- Born: 1949 (age 76–77) Timmins, Ohio, U.S.
- Occupations: Film director, television director, television writer, and author
- Years active: 1984–present

= Janet Greek =

American director and screenwriter

Janet Greek (born 1949 in Timmins, Ohio) is an American director and writer of film and television. She is best known for her directorial work on the science fiction series Babylon 5.

==Career==
As a television director, Greek's credits include St. Elsewhere, L.A. Law, Max Headroom, The Outsiders, Over My Dead Body, Northern Exposure, The Burning Zone, Melrose Place, Xena: Warrior Princess, and the Babylon 5 spin-off Crusade. She also wrote two episodes of the series Renegade.

In 1983, Greek directed the music video for "Ricky", "Weird Al" Yankovic's first official music video.

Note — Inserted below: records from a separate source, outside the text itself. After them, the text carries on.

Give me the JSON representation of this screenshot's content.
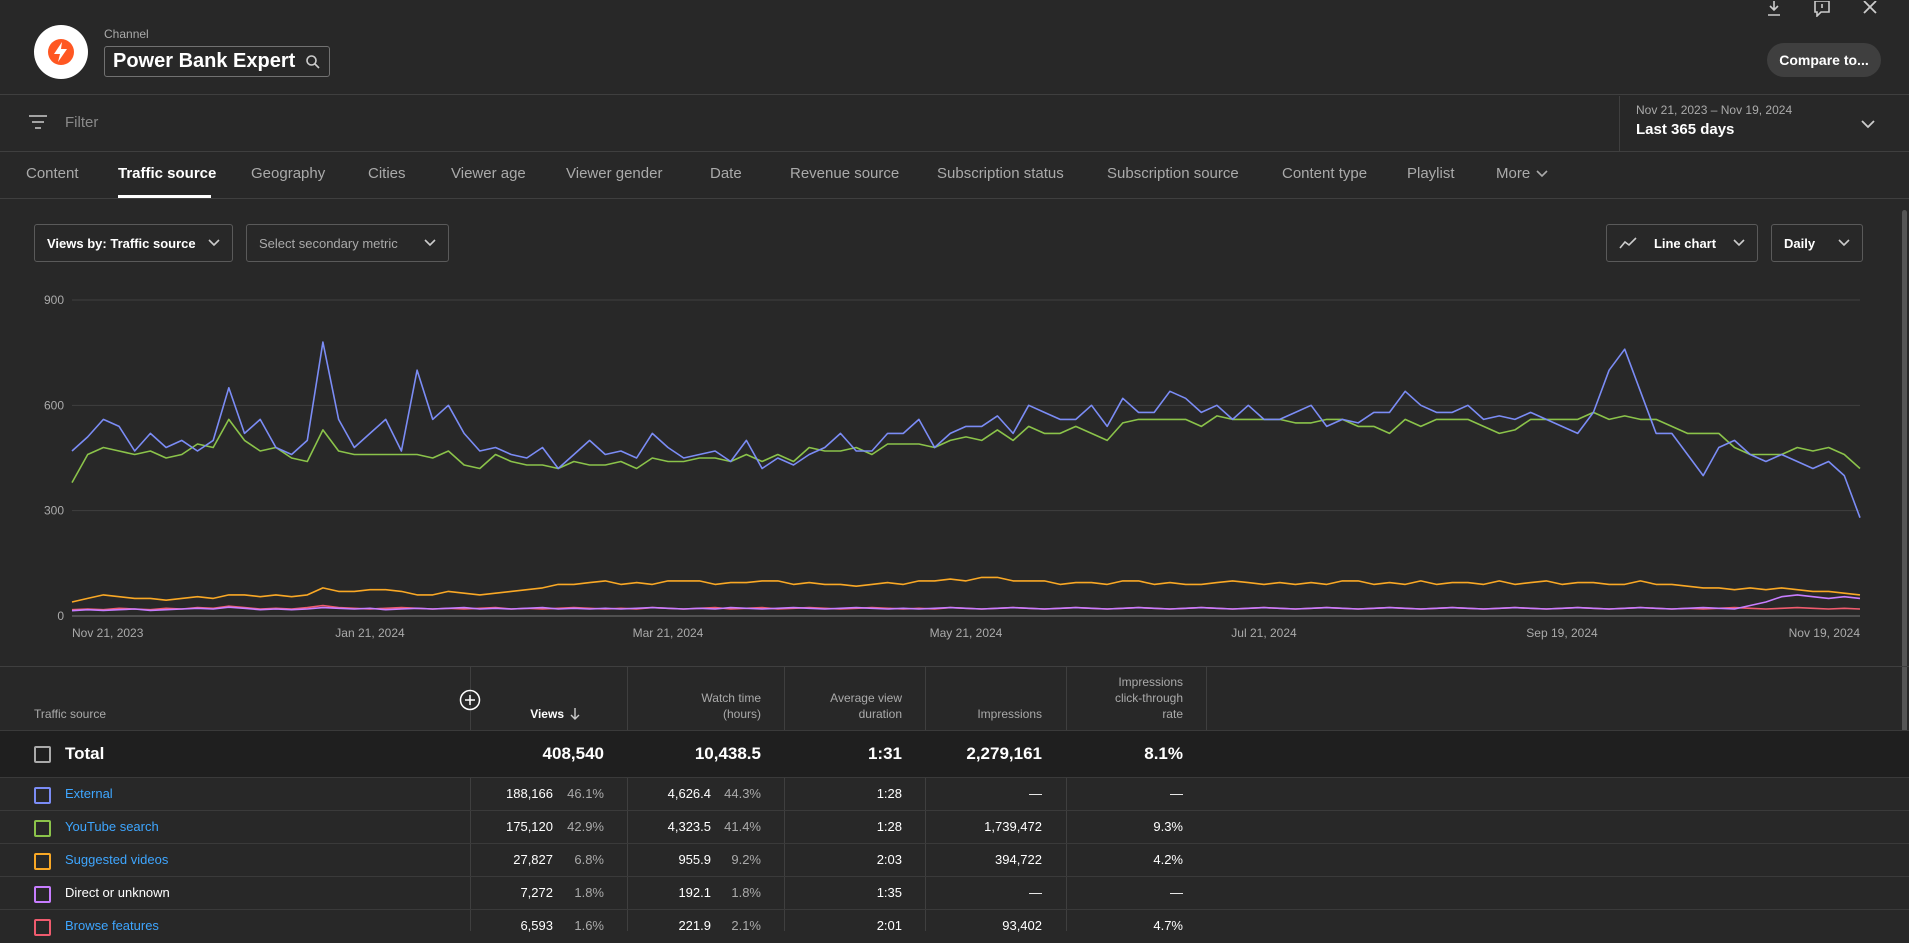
{
  "header": {
    "channel_label": "Channel",
    "channel_name": "Power Bank Expert",
    "compare_label": "Compare to...",
    "brand_color": "#ff5722"
  },
  "filter": {
    "placeholder": "Filter",
    "date_range": "Nov 21, 2023 – Nov 19, 2024",
    "period_label": "Last 365 days"
  },
  "tabs": [
    {
      "label": "Content"
    },
    {
      "label": "Traffic source",
      "active": true
    },
    {
      "label": "Geography"
    },
    {
      "label": "Cities"
    },
    {
      "label": "Viewer age"
    },
    {
      "label": "Viewer gender"
    },
    {
      "label": "Date"
    },
    {
      "label": "Revenue source"
    },
    {
      "label": "Subscription status"
    },
    {
      "label": "Subscription source"
    },
    {
      "label": "Content type"
    },
    {
      "label": "Playlist"
    },
    {
      "label": "More"
    }
  ],
  "controls": {
    "primary_metric": "Views by: Traffic source",
    "secondary_metric": "Select secondary metric",
    "chart_type": "Line chart",
    "granularity": "Daily"
  },
  "chart_data": {
    "type": "line",
    "ylim": [
      0,
      900
    ],
    "yticks": [
      "900",
      "600",
      "300",
      "0"
    ],
    "xticks": [
      "Nov 21, 2023",
      "Jan 21, 2024",
      "Mar 21, 2024",
      "May 21, 2024",
      "Jul 21, 2024",
      "Sep 19, 2024",
      "Nov 19, 2024"
    ],
    "grid": true,
    "series": [
      {
        "name": "External",
        "color": "#7b8cf5",
        "values": [
          470,
          510,
          560,
          540,
          470,
          520,
          480,
          500,
          470,
          500,
          650,
          520,
          560,
          480,
          460,
          500,
          780,
          560,
          480,
          520,
          560,
          470,
          700,
          560,
          600,
          520,
          470,
          480,
          460,
          450,
          480,
          420,
          460,
          500,
          460,
          470,
          450,
          520,
          480,
          450,
          460,
          470,
          440,
          500,
          420,
          450,
          430,
          460,
          480,
          520,
          470,
          470,
          520,
          520,
          560,
          480,
          520,
          540,
          540,
          570,
          520,
          600,
          580,
          560,
          560,
          600,
          540,
          620,
          580,
          580,
          640,
          620,
          580,
          600,
          560,
          600,
          560,
          560,
          580,
          600,
          540,
          560,
          550,
          580,
          580,
          640,
          600,
          580,
          580,
          600,
          560,
          570,
          560,
          580,
          560,
          540,
          520,
          580,
          700,
          760,
          640,
          520,
          520,
          460,
          400,
          480,
          500,
          460,
          440,
          460,
          440,
          420,
          440,
          400,
          280
        ]
      },
      {
        "name": "YouTube search",
        "color": "#8bc34a",
        "values": [
          380,
          460,
          480,
          470,
          460,
          470,
          450,
          460,
          490,
          480,
          560,
          500,
          470,
          480,
          450,
          440,
          530,
          470,
          460,
          460,
          460,
          460,
          460,
          450,
          470,
          430,
          420,
          460,
          440,
          430,
          430,
          420,
          440,
          430,
          430,
          440,
          420,
          450,
          440,
          440,
          450,
          450,
          440,
          460,
          440,
          460,
          440,
          480,
          470,
          470,
          480,
          460,
          490,
          490,
          490,
          480,
          500,
          510,
          500,
          530,
          500,
          540,
          520,
          520,
          540,
          520,
          500,
          550,
          560,
          560,
          560,
          560,
          540,
          570,
          560,
          560,
          560,
          560,
          550,
          550,
          560,
          560,
          540,
          540,
          520,
          560,
          540,
          560,
          560,
          560,
          540,
          520,
          530,
          560,
          560,
          560,
          560,
          580,
          560,
          570,
          560,
          560,
          540,
          520,
          520,
          520,
          480,
          460,
          460,
          460,
          480,
          470,
          480,
          460,
          420
        ]
      },
      {
        "name": "Suggested videos",
        "color": "#f9a825",
        "values": [
          40,
          50,
          60,
          55,
          50,
          50,
          45,
          50,
          55,
          50,
          60,
          60,
          55,
          60,
          55,
          60,
          80,
          70,
          70,
          75,
          75,
          70,
          60,
          60,
          70,
          65,
          60,
          65,
          70,
          75,
          80,
          90,
          90,
          95,
          100,
          90,
          95,
          90,
          100,
          100,
          100,
          90,
          95,
          95,
          100,
          100,
          90,
          95,
          90,
          90,
          85,
          90,
          95,
          90,
          100,
          100,
          105,
          100,
          110,
          110,
          100,
          100,
          100,
          90,
          95,
          95,
          90,
          100,
          100,
          90,
          95,
          90,
          90,
          95,
          100,
          95,
          90,
          95,
          90,
          95,
          90,
          100,
          100,
          90,
          95,
          90,
          100,
          90,
          95,
          95,
          90,
          100,
          90,
          95,
          100,
          90,
          95,
          95,
          90,
          90,
          100,
          90,
          90,
          85,
          80,
          80,
          75,
          80,
          75,
          80,
          75,
          70,
          70,
          65,
          60
        ]
      },
      {
        "name": "Direct or unknown",
        "color": "#c77dff",
        "values": [
          15,
          18,
          16,
          18,
          20,
          16,
          18,
          20,
          22,
          20,
          25,
          22,
          18,
          20,
          18,
          20,
          24,
          22,
          20,
          22,
          18,
          20,
          22,
          20,
          22,
          24,
          20,
          22,
          20,
          22,
          24,
          20,
          22,
          20,
          22,
          20,
          22,
          24,
          22,
          20,
          22,
          20,
          24,
          22,
          20,
          22,
          24,
          22,
          20,
          22,
          24,
          22,
          20,
          22,
          20,
          22,
          24,
          22,
          20,
          22,
          24,
          22,
          20,
          22,
          24,
          22,
          20,
          22,
          24,
          22,
          20,
          22,
          24,
          22,
          20,
          22,
          24,
          22,
          20,
          22,
          24,
          22,
          20,
          22,
          24,
          22,
          20,
          22,
          24,
          22,
          20,
          22,
          24,
          22,
          20,
          22,
          24,
          22,
          20,
          22,
          24,
          22,
          20,
          22,
          24,
          22,
          20,
          30,
          40,
          55,
          60,
          55,
          50,
          55,
          50
        ]
      },
      {
        "name": "Browse features",
        "color": "#ef5b6e",
        "values": [
          18,
          20,
          18,
          22,
          20,
          18,
          22,
          20,
          24,
          22,
          28,
          24,
          20,
          22,
          20,
          24,
          30,
          24,
          22,
          20,
          22,
          24,
          22,
          20,
          22,
          20,
          22,
          24,
          20,
          22,
          20,
          22,
          24,
          22,
          20,
          22,
          20,
          24,
          22,
          20,
          22,
          24,
          20,
          22,
          24,
          20,
          22,
          24,
          22,
          20,
          22,
          24,
          22,
          20,
          22,
          20,
          24,
          22,
          20,
          22,
          24,
          22,
          20,
          22,
          24,
          22,
          20,
          22,
          24,
          22,
          20,
          22,
          24,
          22,
          20,
          22,
          24,
          22,
          20,
          22,
          24,
          22,
          20,
          22,
          24,
          22,
          20,
          22,
          24,
          22,
          20,
          22,
          24,
          22,
          20,
          22,
          24,
          22,
          20,
          22,
          24,
          22,
          20,
          22,
          20,
          22,
          24,
          22,
          20,
          22,
          24,
          22,
          20,
          22,
          20
        ]
      }
    ]
  },
  "table": {
    "headers": {
      "source": "Traffic source",
      "views": "Views",
      "watch_time_1": "Watch time",
      "watch_time_2": "(hours)",
      "avd_1": "Average view",
      "avd_2": "duration",
      "impressions": "Impressions",
      "ctr_1": "Impressions",
      "ctr_2": "click-through",
      "ctr_3": "rate"
    },
    "total": {
      "label": "Total",
      "views": "408,540",
      "watch_time": "10,438.5",
      "avd": "1:31",
      "impressions": "2,279,161",
      "ctr": "8.1%"
    },
    "rows": [
      {
        "source": "External",
        "link": true,
        "color": "#7b8cf5",
        "views": "188,166",
        "views_pct": "46.1%",
        "watch": "4,626.4",
        "watch_pct": "44.3%",
        "avd": "1:28",
        "impressions": "—",
        "ctr": "—"
      },
      {
        "source": "YouTube search",
        "link": true,
        "color": "#8bc34a",
        "views": "175,120",
        "views_pct": "42.9%",
        "watch": "4,323.5",
        "watch_pct": "41.4%",
        "avd": "1:28",
        "impressions": "1,739,472",
        "ctr": "9.3%"
      },
      {
        "source": "Suggested videos",
        "link": true,
        "color": "#f9a825",
        "views": "27,827",
        "views_pct": "6.8%",
        "watch": "955.9",
        "watch_pct": "9.2%",
        "avd": "2:03",
        "impressions": "394,722",
        "ctr": "4.2%"
      },
      {
        "source": "Direct or unknown",
        "link": false,
        "color": "#c77dff",
        "views": "7,272",
        "views_pct": "1.8%",
        "watch": "192.1",
        "watch_pct": "1.8%",
        "avd": "1:35",
        "impressions": "—",
        "ctr": "—"
      },
      {
        "source": "Browse features",
        "link": true,
        "color": "#ef5b6e",
        "views": "6,593",
        "views_pct": "1.6%",
        "watch": "221.9",
        "watch_pct": "2.1%",
        "avd": "2:01",
        "impressions": "93,402",
        "ctr": "4.7%"
      }
    ]
  }
}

In 1986, she made her feature film directorial debut directing the film The Ladies Club (credited as A.K. Allen) starring Karen Austin and Diana Scarwid, followed by the film Spellbinder (1988) starring Tim Daly and Kelly Preston. She previously directed a short film entitled Just My Luck (1984).

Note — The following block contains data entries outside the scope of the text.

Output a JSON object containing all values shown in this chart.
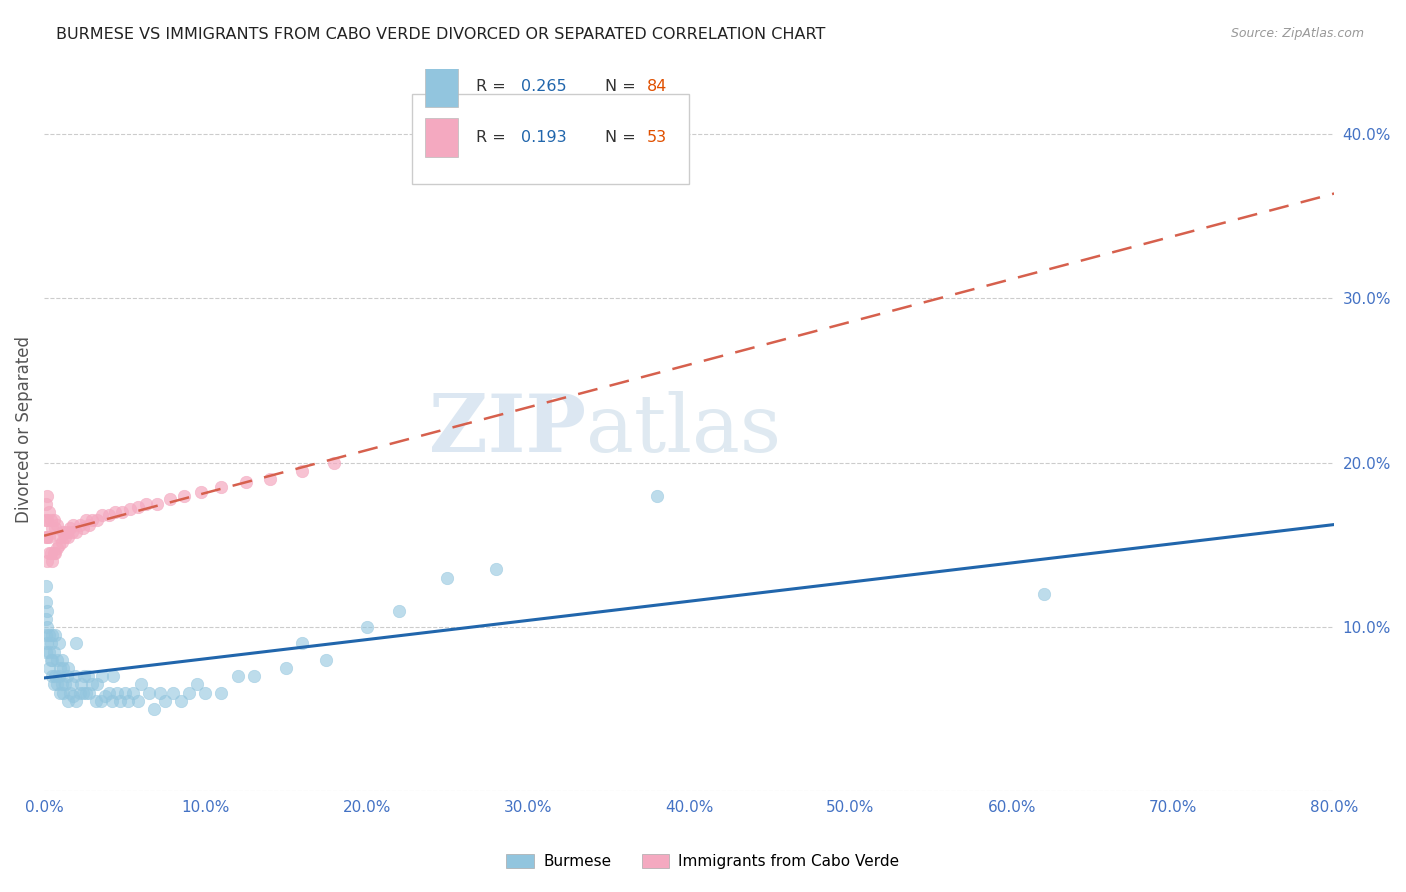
{
  "title": "BURMESE VS IMMIGRANTS FROM CABO VERDE DIVORCED OR SEPARATED CORRELATION CHART",
  "source": "Source: ZipAtlas.com",
  "ylabel_label": "Divorced or Separated",
  "xlim": [
    0.0,
    0.8
  ],
  "ylim": [
    0.0,
    0.44
  ],
  "color_burmese": "#92c5de",
  "color_cabo_verde": "#f4a9c0",
  "trendline_burmese_color": "#2166ac",
  "trendline_cabo_verde_color": "#d6604d",
  "watermark_zip": "ZIP",
  "watermark_atlas": "atlas",
  "burmese_x": [
    0.001,
    0.001,
    0.001,
    0.001,
    0.001,
    0.002,
    0.002,
    0.002,
    0.003,
    0.003,
    0.003,
    0.004,
    0.004,
    0.005,
    0.005,
    0.005,
    0.006,
    0.006,
    0.007,
    0.007,
    0.008,
    0.008,
    0.009,
    0.009,
    0.01,
    0.01,
    0.011,
    0.011,
    0.012,
    0.012,
    0.013,
    0.014,
    0.015,
    0.015,
    0.016,
    0.017,
    0.018,
    0.019,
    0.02,
    0.02,
    0.022,
    0.023,
    0.024,
    0.025,
    0.026,
    0.027,
    0.028,
    0.03,
    0.032,
    0.033,
    0.035,
    0.036,
    0.038,
    0.04,
    0.042,
    0.043,
    0.045,
    0.047,
    0.05,
    0.052,
    0.055,
    0.058,
    0.06,
    0.065,
    0.068,
    0.072,
    0.075,
    0.08,
    0.085,
    0.09,
    0.095,
    0.1,
    0.11,
    0.12,
    0.13,
    0.15,
    0.16,
    0.175,
    0.2,
    0.22,
    0.25,
    0.28,
    0.38,
    0.62
  ],
  "burmese_y": [
    0.085,
    0.095,
    0.105,
    0.115,
    0.125,
    0.09,
    0.1,
    0.11,
    0.075,
    0.085,
    0.095,
    0.08,
    0.09,
    0.07,
    0.08,
    0.095,
    0.065,
    0.085,
    0.07,
    0.095,
    0.065,
    0.08,
    0.07,
    0.09,
    0.06,
    0.075,
    0.065,
    0.08,
    0.06,
    0.075,
    0.065,
    0.07,
    0.055,
    0.075,
    0.06,
    0.065,
    0.058,
    0.07,
    0.055,
    0.09,
    0.06,
    0.065,
    0.06,
    0.07,
    0.06,
    0.07,
    0.06,
    0.065,
    0.055,
    0.065,
    0.055,
    0.07,
    0.058,
    0.06,
    0.055,
    0.07,
    0.06,
    0.055,
    0.06,
    0.055,
    0.06,
    0.055,
    0.065,
    0.06,
    0.05,
    0.06,
    0.055,
    0.06,
    0.055,
    0.06,
    0.065,
    0.06,
    0.06,
    0.07,
    0.07,
    0.075,
    0.09,
    0.08,
    0.1,
    0.11,
    0.13,
    0.135,
    0.18,
    0.12
  ],
  "cabo_x": [
    0.001,
    0.001,
    0.001,
    0.002,
    0.002,
    0.002,
    0.002,
    0.003,
    0.003,
    0.003,
    0.004,
    0.004,
    0.005,
    0.005,
    0.006,
    0.006,
    0.007,
    0.007,
    0.008,
    0.008,
    0.009,
    0.01,
    0.011,
    0.012,
    0.013,
    0.014,
    0.015,
    0.016,
    0.017,
    0.018,
    0.02,
    0.022,
    0.024,
    0.026,
    0.028,
    0.03,
    0.033,
    0.036,
    0.04,
    0.044,
    0.048,
    0.053,
    0.058,
    0.063,
    0.07,
    0.078,
    0.087,
    0.097,
    0.11,
    0.125,
    0.14,
    0.16,
    0.18
  ],
  "cabo_y": [
    0.155,
    0.165,
    0.175,
    0.14,
    0.155,
    0.165,
    0.18,
    0.145,
    0.155,
    0.17,
    0.145,
    0.165,
    0.14,
    0.16,
    0.145,
    0.165,
    0.145,
    0.16,
    0.148,
    0.162,
    0.15,
    0.155,
    0.152,
    0.158,
    0.155,
    0.158,
    0.155,
    0.16,
    0.158,
    0.162,
    0.158,
    0.162,
    0.16,
    0.165,
    0.162,
    0.165,
    0.165,
    0.168,
    0.168,
    0.17,
    0.17,
    0.172,
    0.173,
    0.175,
    0.175,
    0.178,
    0.18,
    0.182,
    0.185,
    0.188,
    0.19,
    0.195,
    0.2
  ],
  "trendline_burmese": [
    0.087,
    0.2
  ],
  "trendline_cabo": [
    0.13,
    0.25
  ],
  "x_ticks": [
    0.0,
    0.1,
    0.2,
    0.3,
    0.4,
    0.5,
    0.6,
    0.7,
    0.8
  ],
  "y_ticks_right": [
    0.1,
    0.2,
    0.3,
    0.4
  ],
  "legend_items": [
    {
      "color": "#92c5de",
      "r": "0.265",
      "n": "84"
    },
    {
      "color": "#f4a9c0",
      "r": "0.193",
      "n": "53"
    }
  ]
}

In 2006, Greek published her first book entitled The Divorce Planner: Self-defense for Women When They Need It Most. She wrote the book after going through two divorces and the stress she encountered not being prepared for them.

In recent years, Greek has taught seminars on directing and screenwriting at universities in the United States and Canada. She is a member of both the Directors Guild of America and the Writers Guild of America.